May 24, 2012
good day! I am HIV positive man since December 97 and once I started treating my viral load has been undetectable when, after dropping the first 50 to 40 and in the last 10 years has always been a log 20 copies and 1.30 do not know what which means very good! the latest analysis showed some reference values ââoutside the range and liked to give me your opinion! erythrocytes: 4.16 x 10 12 / L hematocrit: 39.3% HGM: PG 32.9 gamma-glutamyl transferase (GGT) 104 IU / L lactic dehydrogenase (LDH) 353 IU / L uric acid: 3.4 MG / DL glucose: 122 mg / dL
What about the other results are within the reference values
78% CD3 absolute value: 2028 38% CD3 and CD4 absolute value: 1016 38% CD3 and CD8 absolute value: 938
you would be very grateful if you could help me by giving me your opinion and whether or not I should keep the treatment and also that whether this change in valuesââ! The procedure to do now is:
Response from Dr. Young
Hello and thank you for posting from Portugal.
Your labs are generally within acceptable ranges. There are some abnormalities worth discussing. The GGT is a measure of liver irritation, it's mildly elevated, but you didn't mention (therefore, I'll assume normal values) AST or ALT. If this is the case, the GGT elevation is probably not of great significance.
The lactate dehydrogenase level is also moderately elevated. This is usually asymptomatic and the result of either liver, gall bladder or bone (but usually not treatment) issues.
Lastly, your glucose is moderately elevated- the significance depends on whether these tests were drawn while you were fasting (not having anything to eat for ~8-10 hours). If these were fasting labs, then this is suggestive of insulin resistance and possible diabetes.
The other tests refer to the T cells in your blood. CD3 is a marker of all T cells; CD3+CD4 is more commonly called the CD4 percentage (38%) and absolute (1016) values. Yours are very healthy.

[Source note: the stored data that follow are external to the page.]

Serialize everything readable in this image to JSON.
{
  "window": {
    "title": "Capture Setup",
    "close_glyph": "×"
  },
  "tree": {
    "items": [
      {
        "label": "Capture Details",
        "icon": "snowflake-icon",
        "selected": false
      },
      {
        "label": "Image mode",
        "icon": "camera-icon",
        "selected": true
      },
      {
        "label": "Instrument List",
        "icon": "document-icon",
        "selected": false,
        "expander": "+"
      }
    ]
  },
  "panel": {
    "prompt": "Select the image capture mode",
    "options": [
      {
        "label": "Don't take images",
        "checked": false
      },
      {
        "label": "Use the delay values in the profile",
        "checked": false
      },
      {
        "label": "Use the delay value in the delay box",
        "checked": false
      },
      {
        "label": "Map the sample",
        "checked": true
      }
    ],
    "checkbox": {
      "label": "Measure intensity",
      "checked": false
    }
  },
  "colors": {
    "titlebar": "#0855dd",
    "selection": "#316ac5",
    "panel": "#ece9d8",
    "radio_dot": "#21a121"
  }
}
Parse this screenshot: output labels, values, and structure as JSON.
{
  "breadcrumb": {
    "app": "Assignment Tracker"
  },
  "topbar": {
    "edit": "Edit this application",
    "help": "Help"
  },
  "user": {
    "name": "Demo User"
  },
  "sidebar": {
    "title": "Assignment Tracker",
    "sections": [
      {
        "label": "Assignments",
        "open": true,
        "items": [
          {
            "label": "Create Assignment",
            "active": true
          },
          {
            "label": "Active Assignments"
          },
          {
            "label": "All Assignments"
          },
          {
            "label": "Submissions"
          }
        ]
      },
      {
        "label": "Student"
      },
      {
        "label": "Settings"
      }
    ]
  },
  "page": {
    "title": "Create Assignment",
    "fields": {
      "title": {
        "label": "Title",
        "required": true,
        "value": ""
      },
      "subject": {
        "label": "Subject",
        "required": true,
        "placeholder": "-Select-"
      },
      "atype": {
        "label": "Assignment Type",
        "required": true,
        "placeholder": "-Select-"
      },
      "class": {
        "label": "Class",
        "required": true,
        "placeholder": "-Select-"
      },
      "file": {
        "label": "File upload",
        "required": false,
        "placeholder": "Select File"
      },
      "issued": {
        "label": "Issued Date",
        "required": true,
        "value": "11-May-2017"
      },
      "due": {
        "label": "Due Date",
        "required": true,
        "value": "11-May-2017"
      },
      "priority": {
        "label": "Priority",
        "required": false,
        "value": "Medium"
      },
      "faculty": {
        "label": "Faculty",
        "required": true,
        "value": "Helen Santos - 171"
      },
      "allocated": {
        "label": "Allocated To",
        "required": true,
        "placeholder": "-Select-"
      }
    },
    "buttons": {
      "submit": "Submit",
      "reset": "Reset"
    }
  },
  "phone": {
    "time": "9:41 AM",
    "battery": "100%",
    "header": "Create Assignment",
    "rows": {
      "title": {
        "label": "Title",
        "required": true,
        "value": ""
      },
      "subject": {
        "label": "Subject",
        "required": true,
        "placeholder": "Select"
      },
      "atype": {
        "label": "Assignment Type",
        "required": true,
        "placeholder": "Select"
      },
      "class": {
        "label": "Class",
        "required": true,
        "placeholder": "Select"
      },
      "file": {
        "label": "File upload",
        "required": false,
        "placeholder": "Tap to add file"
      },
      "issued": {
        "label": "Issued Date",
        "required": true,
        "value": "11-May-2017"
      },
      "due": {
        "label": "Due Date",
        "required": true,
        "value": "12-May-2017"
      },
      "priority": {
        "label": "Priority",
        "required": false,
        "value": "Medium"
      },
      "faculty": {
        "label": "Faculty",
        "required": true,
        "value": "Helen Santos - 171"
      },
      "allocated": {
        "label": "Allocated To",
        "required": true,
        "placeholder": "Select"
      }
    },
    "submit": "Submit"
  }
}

Based on these lab values, your treatment regimen appears to be working very well and I see no immediate reason to change. You can read on these pages many circumstances for switching treatment- namely when newer, better tolerated or easier to take regimens become available. However, one needs to balance the ongoing success of your current regimen with the risks (even if low) of new side effects or toxicity of new regimens before switching off something that appears to be working well.